5/11/2011

Photos That Make the Rude Pundit Want to Choke on a Pom-Pom (Education Series: Part 3):


In Marlborough, Massachusetts, a thousand students gathered yesterday for a pep rally to defeat a test. No, more precisely, to beat a score, 240, on the Massachusetts Comprehensive Assessment System, or, you know, test. In Massachusetts, in 1993, the legislature passed and Republican Governor William Weld signed into law the Education Reform Act, which created as series of outcome-based assessments, including the 10th grade test that determines whether or not the path to graduation is smooth, bumpy, or blocked off.

In the early days, tests were given in grades 4, 8, and 10, as a way of measuring progress. And, in a negotiation with Democrats, Weld even agreed to pretty much double the amount the state gave to local government for education in order to institute the "reforms," unlike the Bush administration, which just said, with No Child Left Behind, "Here's a big fucking mandate.

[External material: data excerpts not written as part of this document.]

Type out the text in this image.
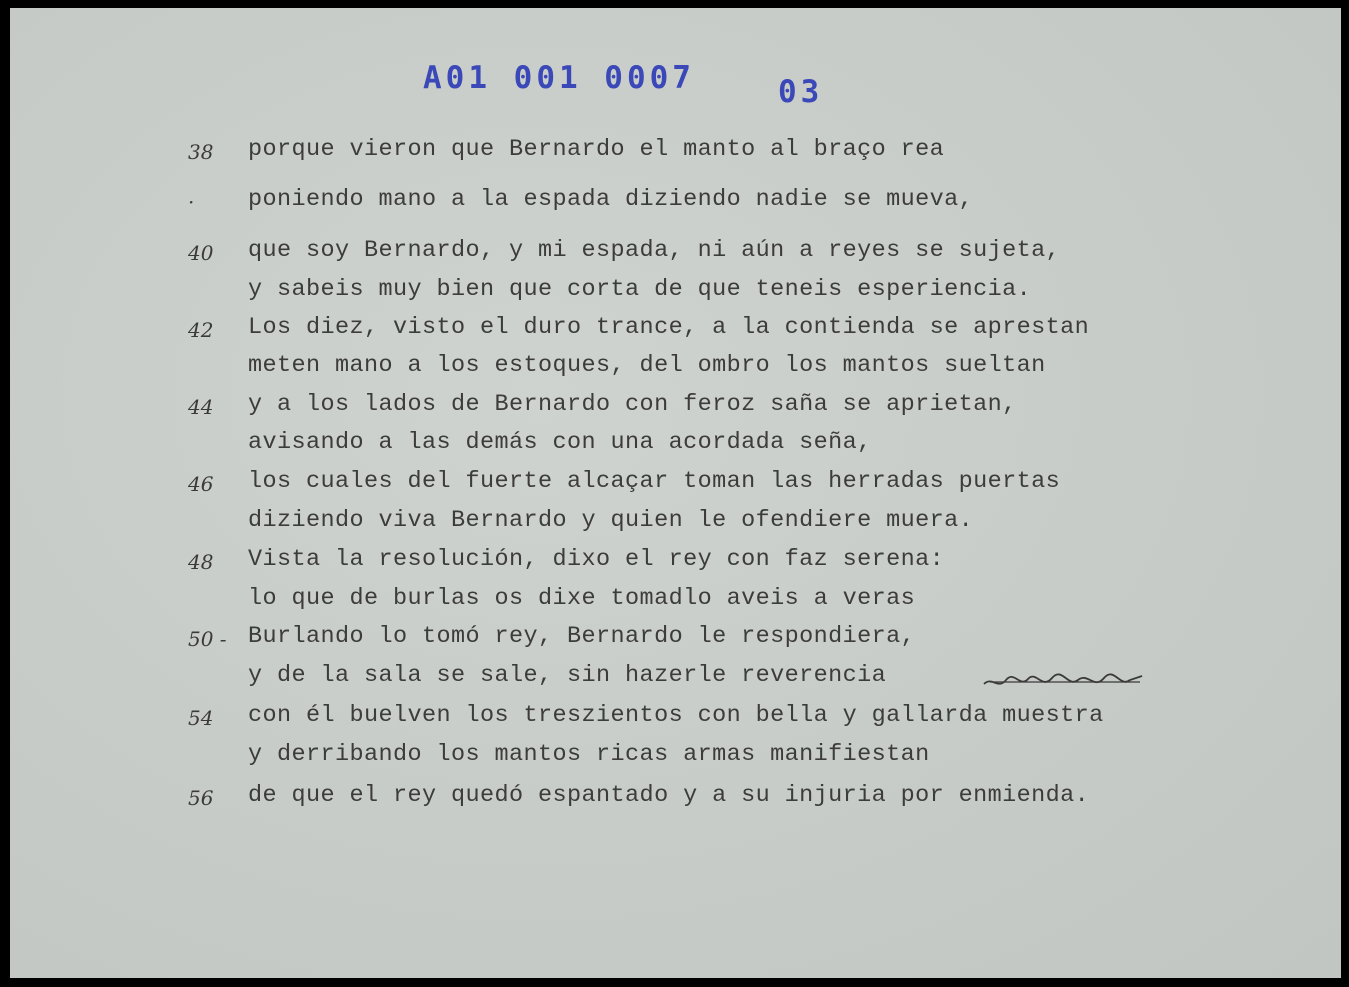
A01 001 0007	03
38	porque vieron que Bernardo el manto al braço rea
·	poniendo mano a la espada diziendo nadie se mueva,
40	que soy Bernardo, y mi espada, ni aún a reyes se sujeta,
y sabeis muy bien que corta de que teneis esperiencia.
42	Los diez, visto el duro trance, a la contienda se aprestan
meten mano a los estoques, del ombro los mantos sueltan
44	y a los lados de Bernardo con feroz saña se aprietan,
avisando a las demás con una acordada seña,
46	los cuales del fuerte alcaçar toman las herradas puertas
diziendo viva Bernardo y quien le ofendiere muera.
48	Vista la resolución, dixo el rey con faz serena:
lo que de burlas os dixe tomadlo aveis a veras
50 - Burlando lo tomó rey, Bernardo le respondiera,
y de la sala se sale, sin hazerle reverencia
54	con él buelven los treszientos con bella y gallarda muestra
y derribando los mantos ricas armas manifiestan
56	de que el rey quedó espantado y a su injuria por enmienda.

Do it or we'll crush you." Yeah, back in the 1990s, with the introduction of charter schools as "competition" to general public schools, as well as a negotiated end to some tenure protections to teachers, it was the beginning of the wet dream for the public school destroyers on the right.

The Glee-ready kids up there, with their enthusiastic teacher, dancing and singing to Michael Jackson's "Beat It," are from 8th, 9th, and 10th grades, and they are the product now of a system that has told them that their worth is based, year after year, on a test. And they are also doing the bidding of the Marlborough schools, who, according to every new law crammed down their throats, need to maintain a certain level of achievement or face all kinds of penalties, including being taken over, no matter how many traditionally underachieving students a school might have (and Marlborough's median income is above the state average).

The Rude Pundit will return tomorrow to the discussion of the failure of a business model imposed on school reform, but, for now, he offers again that picture: students fighting to beat a test. As a professor, he can tell you: if you view a test as an opponent, then that test is worthless.